Totem Tribe Gold is an RTS title with a greater emphasis towards the more casual side of the gaming spectrum. Things get difficult at times but that’s mostly due to the small puzzles that are thrown your way rather than any strategy problems. Most of the time you’ll simply be placed on an island, given a vague idea about what you’re supposed to be doing or finding, then left to your own devices until you’ve completed the task. Then rinse and repeat on a different level/island until you’ve finished the game. Not bad if you’re looking for a casual semi-puzzle/RTS game, but not really that entertaining if you’re looking for something a little bit more in-depth and involving.
The biggest problem with the strategy element in Totem Tribe Gold is with the fighters. In normal RTS games, once you’ve created the relevant fighter units, you can set them to task destroying specific targets on the battlefield; not here though. With the fighter units here you have to place a flag on the battlefield and just allow them to attack anything within the vicinity. This often leads to chaos as some fighters are attacking buildings, some are attacking enemies and others just simply aren’t close enough to anything to trigger the attack A.I. It’s absolute pandemonium and hugely frustrating when all you want to do is destroy a single enemy-spawning building but all your units are somewhere else, doing something that you haven’t told them to do.

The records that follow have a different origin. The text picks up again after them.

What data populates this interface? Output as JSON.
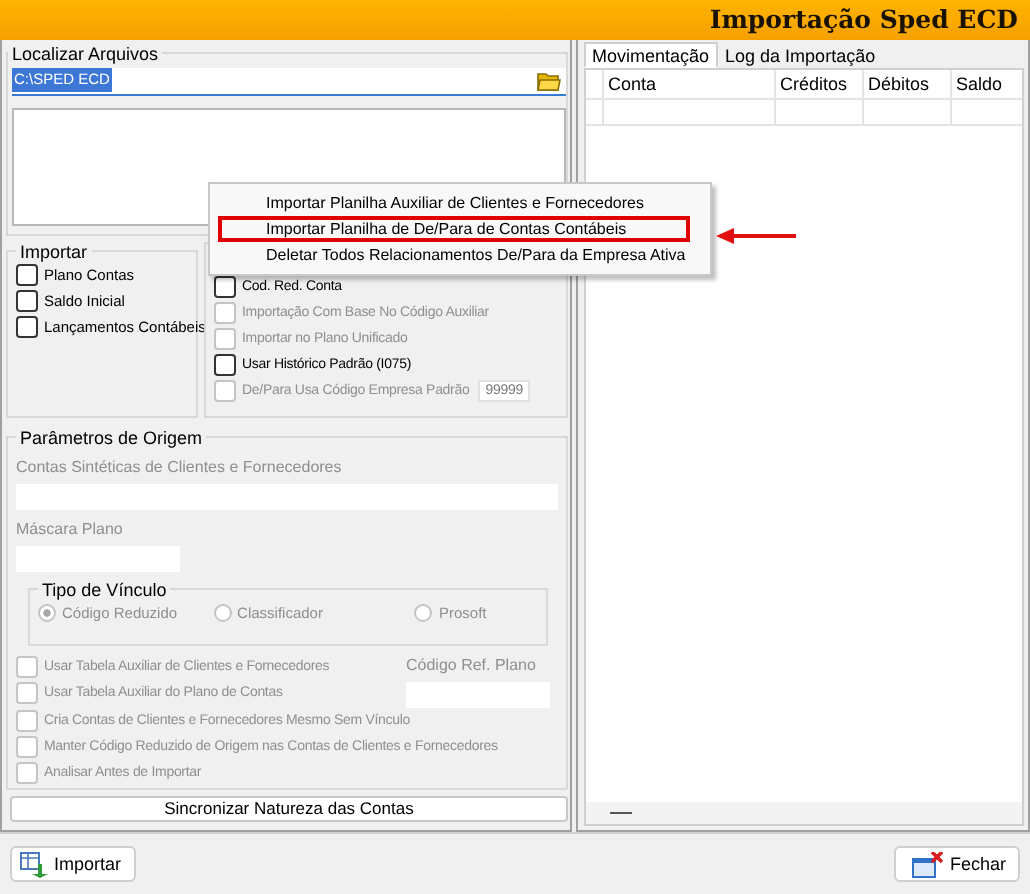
{
  "window": {
    "title": "Importação Sped ECD"
  },
  "file_group": {
    "title": "Localizar Arquivos",
    "path": "C:\\SPED ECD"
  },
  "import_group": {
    "title": "Importar",
    "options": [
      {
        "label": "Plano Contas",
        "checked": false
      },
      {
        "label": "Saldo Inicial",
        "checked": false
      },
      {
        "label": "Lançamentos Contábeis",
        "checked": false
      }
    ]
  },
  "options_group": {
    "options": [
      {
        "label": "Cod. Red. Conta",
        "checked": false,
        "disabled": false
      },
      {
        "label": "Importação Com Base No Código Auxiliar",
        "checked": false,
        "disabled": true
      },
      {
        "label": "Importar no Plano Unificado",
        "checked": false,
        "disabled": true
      },
      {
        "label": "Usar Histórico Padrão (I075)",
        "checked": false,
        "disabled": false
      },
      {
        "label": "De/Para Usa Código Empresa Padrão",
        "checked": false,
        "disabled": true,
        "value": "99999"
      }
    ]
  },
  "params": {
    "title": "Parâmetros de Origem",
    "fields": [
      {
        "label": "Contas Sintéticas de Clientes e Fornecedores",
        "disabled": true,
        "kind": "wide"
      },
      {
        "label": "Máscara Plano",
        "disabled": true,
        "kind": "short"
      }
    ],
    "link_type": {
      "title": "Tipo de Vínculo",
      "options": [
        {
          "label": "Código Reduzido",
          "selected": true,
          "disabled": true
        },
        {
          "label": "Classificador",
          "selected": false,
          "disabled": true
        },
        {
          "label": "Prosoft",
          "selected": false,
          "disabled": true
        }
      ]
    },
    "ref_field": {
      "label": "Código Ref. Plano",
      "disabled": true
    },
    "checks": [
      {
        "label": "Usar Tabela Auxiliar de Clientes e Fornecedores",
        "checked": false,
        "disabled": true
      },
      {
        "label": "Usar Tabela Auxiliar do Plano de Contas",
        "checked": false,
        "disabled": true
      },
      {
        "label": "Cria Contas de Clientes e Fornecedores Mesmo Sem Vínculo",
        "checked": false,
        "disabled": true
      },
      {
        "label": "Manter Código Reduzido de Origem nas Contas de Clientes e Fornecedores",
        "checked": false,
        "disabled": true
      },
      {
        "label": "Analisar Antes de Importar",
        "checked": false,
        "disabled": true
      }
    ]
  },
  "sync_button": {
    "label": "Sincronizar Natureza das Contas"
  },
  "tabs": [
    {
      "label": "Movimentação",
      "selected": true
    },
    {
      "label": "Log da Importação",
      "selected": false
    }
  ],
  "grid": {
    "columns": [
      "Conta",
      "Créditos",
      "Débitos",
      "Saldo"
    ]
  },
  "context_menu": [
    {
      "label": "Importar Planilha Auxiliar de Clientes e Fornecedores",
      "marked": false
    },
    {
      "label": "Importar Planilha de De/Para de Contas Contábeis",
      "marked": true
    },
    {
      "label": "Deletar Todos Relacionamentos De/Para da Empresa Ativa",
      "marked": false
    }
  ],
  "buttons": [
    {
      "label": "Importar",
      "kind": "import"
    },
    {
      "label": "Fechar",
      "kind": "close"
    }
  ]
}
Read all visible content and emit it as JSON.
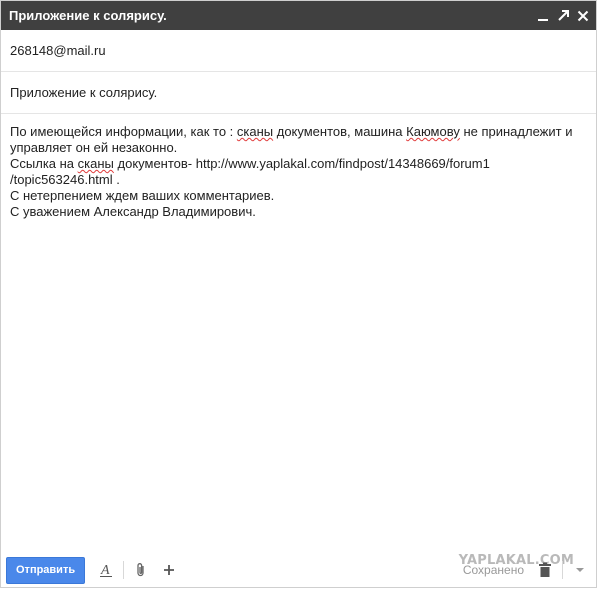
{
  "window": {
    "title": "Приложение к солярису."
  },
  "compose": {
    "to": "268148@mail.ru",
    "subject": "Приложение к солярису.",
    "body": {
      "line1_a": "По имеющейся информации, как то : ",
      "line1_b": "сканы",
      "line1_c": " документов, машина ",
      "line1_d": "Каюмову",
      "line1_e": " не принадлежит и",
      "line2": "управляет он ей незаконно.",
      "line3_a": "Ссылка на ",
      "line3_b": "сканы",
      "line3_c": " документов- http://www.yaplakal.com/findpost/14348669/forum1",
      "line4": "/topic563246.html .",
      "line5": "С нетерпением ждем ваших комментариев.",
      "line6": "С уважением Александр Владимирович."
    }
  },
  "toolbar": {
    "send_label": "Отправить",
    "saved_label": "Сохранено"
  },
  "watermark": "YAPLAKAL.COM",
  "icons": {
    "minimize": "minimize-icon",
    "popout": "popout-icon",
    "close": "close-icon",
    "format": "text-format-icon",
    "attach": "paperclip-icon",
    "more": "plus-icon",
    "trash": "trash-icon",
    "options": "dropdown-arrow-icon"
  },
  "colors": {
    "titlebar": "#404040",
    "send_button": "#4a88ea"
  }
}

Aside from the gameplay problems which lead on to a basic lack of control of the units on the playing field, there’s nothing wrong with the controls themselves. The keyboard and mouse perform as you would expect, with precision and finesse, but it all feels for naught when you can’t use that precision to tell units exactly where you want them to go. Still, this is a gameplay problem and nothing to do with the controls themselves. As a casual RTS game, Totem Tribe Gold is an easy title to get into and learn the basics, which is probably a good thing as most people who have an understanding of standard strategy games will easily become frustrated with the differences and omissions here.
Totem Tribe Gold has its moments of enjoyment, and the visual style of the game on the whole is rather nice, but the general lack of control exhibited by a lot of the units that you’re put in control of will be a cause for frustration. Every time you find something about the game you like and enjoy, there will be two things that simply don’t work well. If you’ve never played a strategy game before and you’re looking for something slow-paced and steady to ease you into the genre, Totem Tribe Gold could be the game you’re looking for; however, if you’ve played even one RTS game in your life, you’re going to be constantly looking for gameplay elements that simply aren’t there. A decent strategy game for absolute beginners, but everyone else should steer clear.